So, do you care about the Statehouse property tax debate?
It's all the rage under the golden dome these days. Differences between Senate Democrats, House Republicans and Gov. Terry Branstad over how best to provide commercial property tax relief seem to be the main roadblocks to a budget deal. And a budget deal is what stands in the way of ending the long national nightmare otherwise known as the 2011 legislative session. So care already.
This wonky love triangle has three players.
Gov. Terry Branstad wants to slice the percentage of a commercial property's value subject to tax from 100 percent to 60 percent, arguing that high commercial property taxes are an impediment to economic growth. That cut would take immediate effect for new properties. And for existing ones, it would be phased in over five years. In the meantime, the state would provide local governments with annual replacement dollars rising from $50 million to $250 million by year five. The cut is is much larger than that, but Branstad argues that commercial growth will offset losses.

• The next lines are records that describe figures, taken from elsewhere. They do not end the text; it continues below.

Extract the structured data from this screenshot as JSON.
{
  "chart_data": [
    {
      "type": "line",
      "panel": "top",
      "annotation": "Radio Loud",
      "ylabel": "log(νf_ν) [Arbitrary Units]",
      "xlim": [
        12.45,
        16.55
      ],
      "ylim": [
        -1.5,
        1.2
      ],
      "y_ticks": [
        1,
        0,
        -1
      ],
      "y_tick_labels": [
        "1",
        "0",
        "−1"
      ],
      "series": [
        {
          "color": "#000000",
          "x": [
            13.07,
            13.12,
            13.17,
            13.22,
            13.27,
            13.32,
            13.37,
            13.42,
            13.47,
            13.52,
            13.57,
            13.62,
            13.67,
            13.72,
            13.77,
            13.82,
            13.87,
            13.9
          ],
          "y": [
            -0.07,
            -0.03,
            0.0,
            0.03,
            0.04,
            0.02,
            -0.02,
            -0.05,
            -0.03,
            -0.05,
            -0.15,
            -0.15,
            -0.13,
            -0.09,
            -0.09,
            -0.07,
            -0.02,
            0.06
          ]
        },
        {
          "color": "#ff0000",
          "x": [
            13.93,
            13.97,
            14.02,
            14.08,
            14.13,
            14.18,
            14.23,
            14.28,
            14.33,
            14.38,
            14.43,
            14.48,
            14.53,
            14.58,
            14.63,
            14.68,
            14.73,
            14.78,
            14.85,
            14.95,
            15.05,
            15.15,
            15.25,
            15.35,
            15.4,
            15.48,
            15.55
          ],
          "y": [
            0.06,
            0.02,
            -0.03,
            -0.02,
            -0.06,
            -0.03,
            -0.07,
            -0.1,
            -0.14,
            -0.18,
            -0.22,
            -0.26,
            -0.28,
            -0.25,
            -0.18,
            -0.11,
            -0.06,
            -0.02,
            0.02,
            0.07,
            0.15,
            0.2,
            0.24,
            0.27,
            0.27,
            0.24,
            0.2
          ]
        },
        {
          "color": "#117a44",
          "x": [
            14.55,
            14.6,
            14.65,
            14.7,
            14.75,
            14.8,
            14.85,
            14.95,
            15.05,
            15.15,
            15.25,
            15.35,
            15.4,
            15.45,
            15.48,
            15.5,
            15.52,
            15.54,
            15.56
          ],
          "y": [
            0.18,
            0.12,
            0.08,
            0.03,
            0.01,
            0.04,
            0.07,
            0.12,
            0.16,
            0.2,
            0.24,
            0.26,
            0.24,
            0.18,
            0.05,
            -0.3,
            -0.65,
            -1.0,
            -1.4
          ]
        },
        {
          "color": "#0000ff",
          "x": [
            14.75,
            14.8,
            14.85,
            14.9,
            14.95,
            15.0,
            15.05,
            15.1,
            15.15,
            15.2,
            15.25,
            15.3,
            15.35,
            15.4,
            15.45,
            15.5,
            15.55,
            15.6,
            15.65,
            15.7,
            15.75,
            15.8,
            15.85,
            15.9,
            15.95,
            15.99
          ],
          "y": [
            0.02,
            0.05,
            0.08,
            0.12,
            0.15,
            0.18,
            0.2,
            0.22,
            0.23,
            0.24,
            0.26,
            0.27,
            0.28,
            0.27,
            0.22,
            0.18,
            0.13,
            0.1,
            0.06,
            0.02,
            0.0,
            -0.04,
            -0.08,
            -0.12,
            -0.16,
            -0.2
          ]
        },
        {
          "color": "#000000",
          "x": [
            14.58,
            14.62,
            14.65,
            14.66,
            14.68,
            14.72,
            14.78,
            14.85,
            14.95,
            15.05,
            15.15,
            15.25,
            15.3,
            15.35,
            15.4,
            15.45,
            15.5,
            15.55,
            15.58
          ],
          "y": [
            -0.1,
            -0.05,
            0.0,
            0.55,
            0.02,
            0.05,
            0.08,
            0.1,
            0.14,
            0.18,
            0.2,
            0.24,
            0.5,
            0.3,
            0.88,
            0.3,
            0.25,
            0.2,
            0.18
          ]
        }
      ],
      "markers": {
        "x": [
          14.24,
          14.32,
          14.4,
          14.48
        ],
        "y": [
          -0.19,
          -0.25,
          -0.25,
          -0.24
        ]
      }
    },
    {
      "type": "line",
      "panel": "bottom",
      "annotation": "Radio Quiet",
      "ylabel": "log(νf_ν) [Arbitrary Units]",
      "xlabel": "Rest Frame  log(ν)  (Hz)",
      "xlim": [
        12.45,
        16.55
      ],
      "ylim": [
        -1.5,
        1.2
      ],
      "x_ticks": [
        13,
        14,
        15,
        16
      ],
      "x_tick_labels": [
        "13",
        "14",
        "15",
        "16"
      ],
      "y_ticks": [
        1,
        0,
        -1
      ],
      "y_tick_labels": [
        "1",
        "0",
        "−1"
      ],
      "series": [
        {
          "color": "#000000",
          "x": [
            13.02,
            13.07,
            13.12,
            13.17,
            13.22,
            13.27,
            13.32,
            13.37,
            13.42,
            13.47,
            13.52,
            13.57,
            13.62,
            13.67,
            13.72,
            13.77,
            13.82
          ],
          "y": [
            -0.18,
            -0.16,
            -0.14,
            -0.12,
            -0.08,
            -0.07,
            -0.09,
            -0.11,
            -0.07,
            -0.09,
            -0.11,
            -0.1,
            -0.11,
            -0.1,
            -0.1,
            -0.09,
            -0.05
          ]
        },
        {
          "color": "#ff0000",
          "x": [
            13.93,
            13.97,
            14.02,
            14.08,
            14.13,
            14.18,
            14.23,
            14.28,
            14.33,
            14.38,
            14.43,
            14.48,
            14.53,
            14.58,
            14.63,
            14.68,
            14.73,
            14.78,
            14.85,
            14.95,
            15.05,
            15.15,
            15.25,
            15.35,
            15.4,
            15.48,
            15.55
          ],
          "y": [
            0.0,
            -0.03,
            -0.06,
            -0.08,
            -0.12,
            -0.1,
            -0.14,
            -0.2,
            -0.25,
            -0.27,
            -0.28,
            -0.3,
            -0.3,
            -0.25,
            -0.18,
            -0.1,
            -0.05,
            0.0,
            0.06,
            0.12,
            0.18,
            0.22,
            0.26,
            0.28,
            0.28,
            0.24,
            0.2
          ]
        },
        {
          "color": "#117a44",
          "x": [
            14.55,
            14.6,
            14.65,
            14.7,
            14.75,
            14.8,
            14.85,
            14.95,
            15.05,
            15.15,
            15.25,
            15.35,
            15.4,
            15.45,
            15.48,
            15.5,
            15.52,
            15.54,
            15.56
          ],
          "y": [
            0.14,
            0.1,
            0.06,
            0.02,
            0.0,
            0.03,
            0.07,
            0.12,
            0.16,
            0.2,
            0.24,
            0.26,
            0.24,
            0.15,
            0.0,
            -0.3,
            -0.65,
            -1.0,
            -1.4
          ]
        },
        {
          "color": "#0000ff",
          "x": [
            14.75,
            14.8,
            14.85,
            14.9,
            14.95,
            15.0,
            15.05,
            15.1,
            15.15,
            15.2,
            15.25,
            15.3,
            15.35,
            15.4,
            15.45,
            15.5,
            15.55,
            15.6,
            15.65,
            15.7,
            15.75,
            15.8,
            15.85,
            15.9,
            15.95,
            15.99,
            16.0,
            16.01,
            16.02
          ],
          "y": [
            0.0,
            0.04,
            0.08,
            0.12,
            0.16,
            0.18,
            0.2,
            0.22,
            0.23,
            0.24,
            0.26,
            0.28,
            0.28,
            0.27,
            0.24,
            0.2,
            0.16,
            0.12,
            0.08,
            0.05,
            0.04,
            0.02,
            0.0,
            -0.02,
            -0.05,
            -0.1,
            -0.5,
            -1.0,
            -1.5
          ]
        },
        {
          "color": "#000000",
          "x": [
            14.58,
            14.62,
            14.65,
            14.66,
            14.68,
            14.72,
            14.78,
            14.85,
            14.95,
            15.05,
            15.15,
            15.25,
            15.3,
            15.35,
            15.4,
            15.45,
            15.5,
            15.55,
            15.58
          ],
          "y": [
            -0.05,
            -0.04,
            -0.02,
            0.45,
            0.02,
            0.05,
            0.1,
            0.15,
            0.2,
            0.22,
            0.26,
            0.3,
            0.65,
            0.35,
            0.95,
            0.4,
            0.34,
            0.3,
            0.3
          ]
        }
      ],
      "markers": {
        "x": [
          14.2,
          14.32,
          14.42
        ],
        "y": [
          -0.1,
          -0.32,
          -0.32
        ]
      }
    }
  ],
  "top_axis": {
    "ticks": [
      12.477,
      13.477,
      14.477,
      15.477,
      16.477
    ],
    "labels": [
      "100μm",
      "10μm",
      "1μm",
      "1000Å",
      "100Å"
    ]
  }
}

Branstad would also limit the growth in residential and agricultural property values to two percent annually, down from the current 4 percent cap. He contends the move will head off potentially big tax hikes down the road.
Republicans who control the House are less aggressive, reducing commercial taxable value from 100 percent to 75 percent in five years, while providing a rising local government reimbursement of up to $150 million over five years. The House matches Branstad's 2 percent cap, and expands the state's share of K-12 education aid with an eye on reducing the share of property taxes that fund schools.
Senate Democrats would provide a tax break that would allow the first $30,000 of commercial property value to be taxed at the same value percentage as residential property, around 50 percent of assessed value. The breaks would increase to $200 million statewide over five years, with a maximum credit of $600 per property. The state would fully fund the credit, and Democrats contend the credits would help small businesses.
The House plan is in the omnibus budget bill that's becomethe vehicle for a budget deal. Branstad is still pushing for his plan, but has hinted that he might be willing to accept the House version. Senate Democrats are balking at both GOP plans, and brought in a series of experts this week to argue Republican options would hurt cities, schools and counties.
I may be writing about this soon, so I'm wonder what you think. My initial take is that something will get done, but I can't help but think we've missed an opportunity for real reform.
I think Republicans are right that the commercial property tax is a business burden as currently configured. But you can't significantly slice commercial taxes and pretend that local governments will be just fine and dandy.
Democrats are right that if this is a state policy priority, the state should provide the bucks to make it happen. Anything else is a dreaded unfunded mandate. But layering yet another credit on this lousy system is not real reform. And it might have been nice if they'd done more than play lip service to this issue during the four years they ran the Statehouse.
Missing completely from all of this is any serious talk about the tax mix cities, schools and counties rely on. Right now, it's property tax-centric to a fault. Cutting property taxes would be much more palatable for local govs if they could also tap other sources of revenue. And I'm talking about letting local voters decide which of those options they want. But Statehouse types like micromanaging local governments too much to give them or voters any flexibility.
And that's too bad, considering that cities and regions are the real economic engines in this state. You can create elaborate state development agencies and slash taxes, but if you kneecap the ability of local governments to provide the infrastructure and services businesses look for and need, you may do as much harm as good.
What do you want to see emerge from all this sausage making?
UPDATE -- The governor has modified his position today:
Branstad said he wants to see commercial and industrial property currently taxed at 100 percent of assessed value be reduced to 60 percent – new and remodeled parcels up front and existing property over a period of years that he initially pegged at five years. However, he told about 50 people attending a lunch-hour town hall that the yearly reductions may have to be moderated to 3 percent or 4 percent and stretched over more years to make sure cities, counties and educational entities aren’t hurt in the process.
The governor said in an interview that he has conveyed to House and Senate negotiators “my willingness to provide some assurances to local governments that they’re not going to lose out as we reduce that commercial property tax. I’ve put together an idea on how we can assure that.” He said he would prefer to see the commercial property rate reduced by 5 percent a year, but the cutbacks could be adjusted to some lower level on a year-by-year basis to make certain the $50 million state commitment to local entities for revenue fluctuations would make up for lost tax bases or slower-than-expected new growth.“If that takes us eight years, or nine years or 10 years (to lower commercial rates from 100 percent to 60 percent), I’m willing to do it,” Branstad said. “But I think it’s been put off too long. I want to see it addressed this session.”